C’est d’ailleurs en raison de cette double composition que j’ai participé le 10 février, à l’invitation du CIVEX (Commission de la citoyenneté, de la gouvernance, des affaires institutionnelles et extérieures) du Comité des Régions, afin de fournir tout comme Brian Meaney, un compte rendu de ces missions.
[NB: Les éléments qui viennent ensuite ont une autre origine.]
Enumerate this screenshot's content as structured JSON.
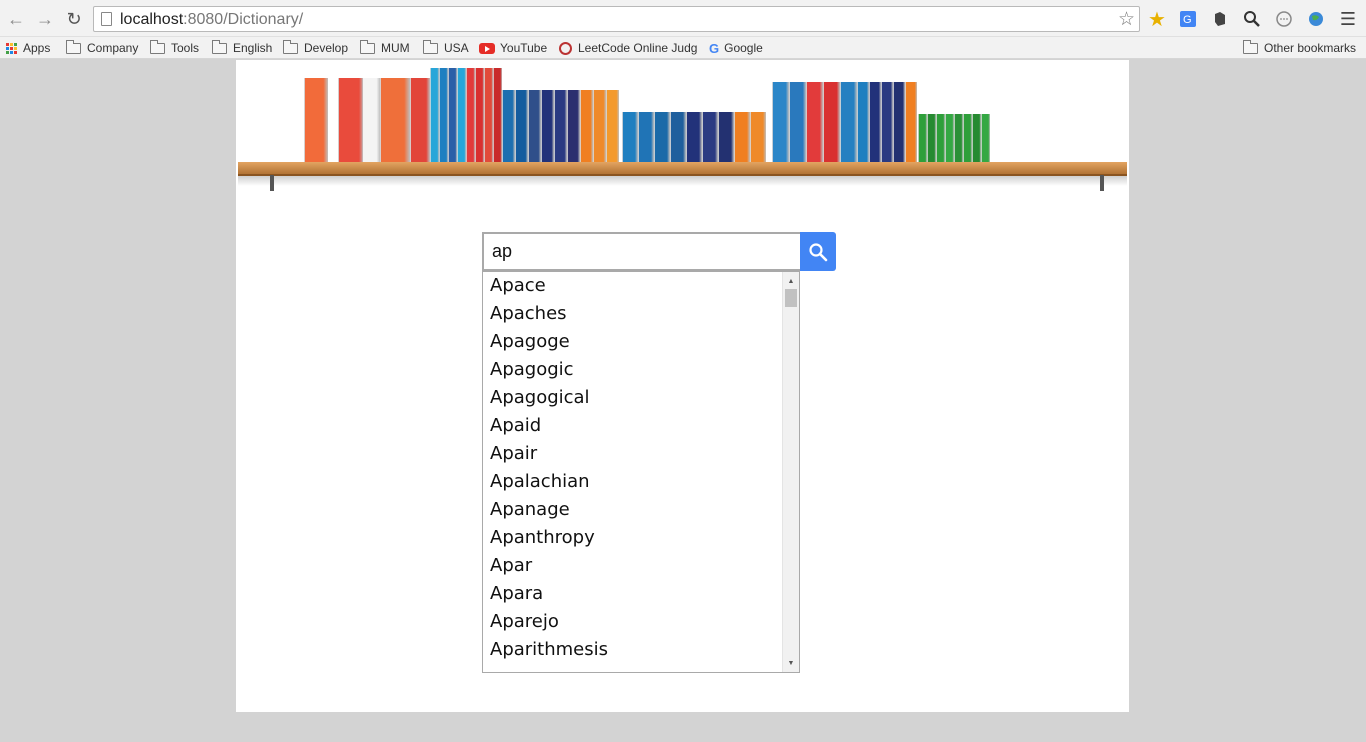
{
  "browser": {
    "url_host": "localhost",
    "url_rest": ":8080/Dictionary/"
  },
  "bookmarks": {
    "items": [
      "Apps",
      "Company",
      "Tools",
      "English",
      "Develop",
      "MUM",
      "USA",
      "YouTube",
      "LeetCode Online Judg",
      "Google"
    ],
    "other": "Other bookmarks"
  },
  "search": {
    "value": "ap",
    "icon": "search-icon",
    "button_color": "#4285f4"
  },
  "suggestions": [
    "Apace",
    "Apaches",
    "Apagoge",
    "Apagogic",
    "Apagogical",
    "Apaid",
    "Apair",
    "Apalachian",
    "Apanage",
    "Apanthropy",
    "Apar",
    "Apara",
    "Aparejo",
    "Aparithmesis"
  ]
}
D’ailleurs le même jour en Andorre, au Bureau du Congres avait lieu un compte rendu de ces deux missions.

Ces deux missions d’observation se sont déroulées dans un contexte politique et social calme, mais dans le cadre d’agenda électoral particulièrement chargé avec quatre élections locales partielles entre février et septembre 2012 (qui ont même été prolongées jusqu’en octobre), avec, dans l’intervalle, des élections législatives, le 6 mai 2012, puis des élections présidentielles le 18 février dernier, et prochainement le 5 mai 2013 une élection locale à Erevan.

Cette prochaine élection se déroulera trois mois après une élection présidentielle plus mouvementée contrastant ainsi avec les élections municipales. Par ailleurs, la consultation électorale repose sur le Code électoral de 2011 qui prévoit des dispositions particulières pour la capitale avec une élection d’abord du Conseil municipal, qui dans un deuxième temps désignera son maire. Il semblerait après cette dernière élection qu’une période de calme de 3 ans s’ouvre permettant au nouveau gouvernement, nous l’espérons, de conduire des réformes et des améliorations en matière électorale.

A partir de nos observations, notamment sur le terrain, de nos rencontres et nos échanges avec les politiques, gouvernementaux et de l’opposition, les représentants du monde diplomatique, des ONG, les Organisations syndicales, la Presse écrite et parlée, nous avons fait un ensemble de constats.

    1) Dans l’ensemble, nous avons constaté que l’organisation matérielle du scrutin était satisfaisante et le fonctionnement des bureaux de vote normal sous la présidence d’hommes et de femmes avec cependant quelques défaillances. A noter que les isoloirs assuraient assez bien une confidentialité requise.

     2) Il nous est apparu que la totalité des bureaux de vote, et par là de l’environnement bâti en général, était inaccessible aux personnes handicapées. Nous avons dans nos visites (bien que nous n’ayons pas visité tous les bureaux de vote) trouvé un seul bureau de vote à Atarack, dans une école réhabilitée récemment respectant les normes d’accessibilité.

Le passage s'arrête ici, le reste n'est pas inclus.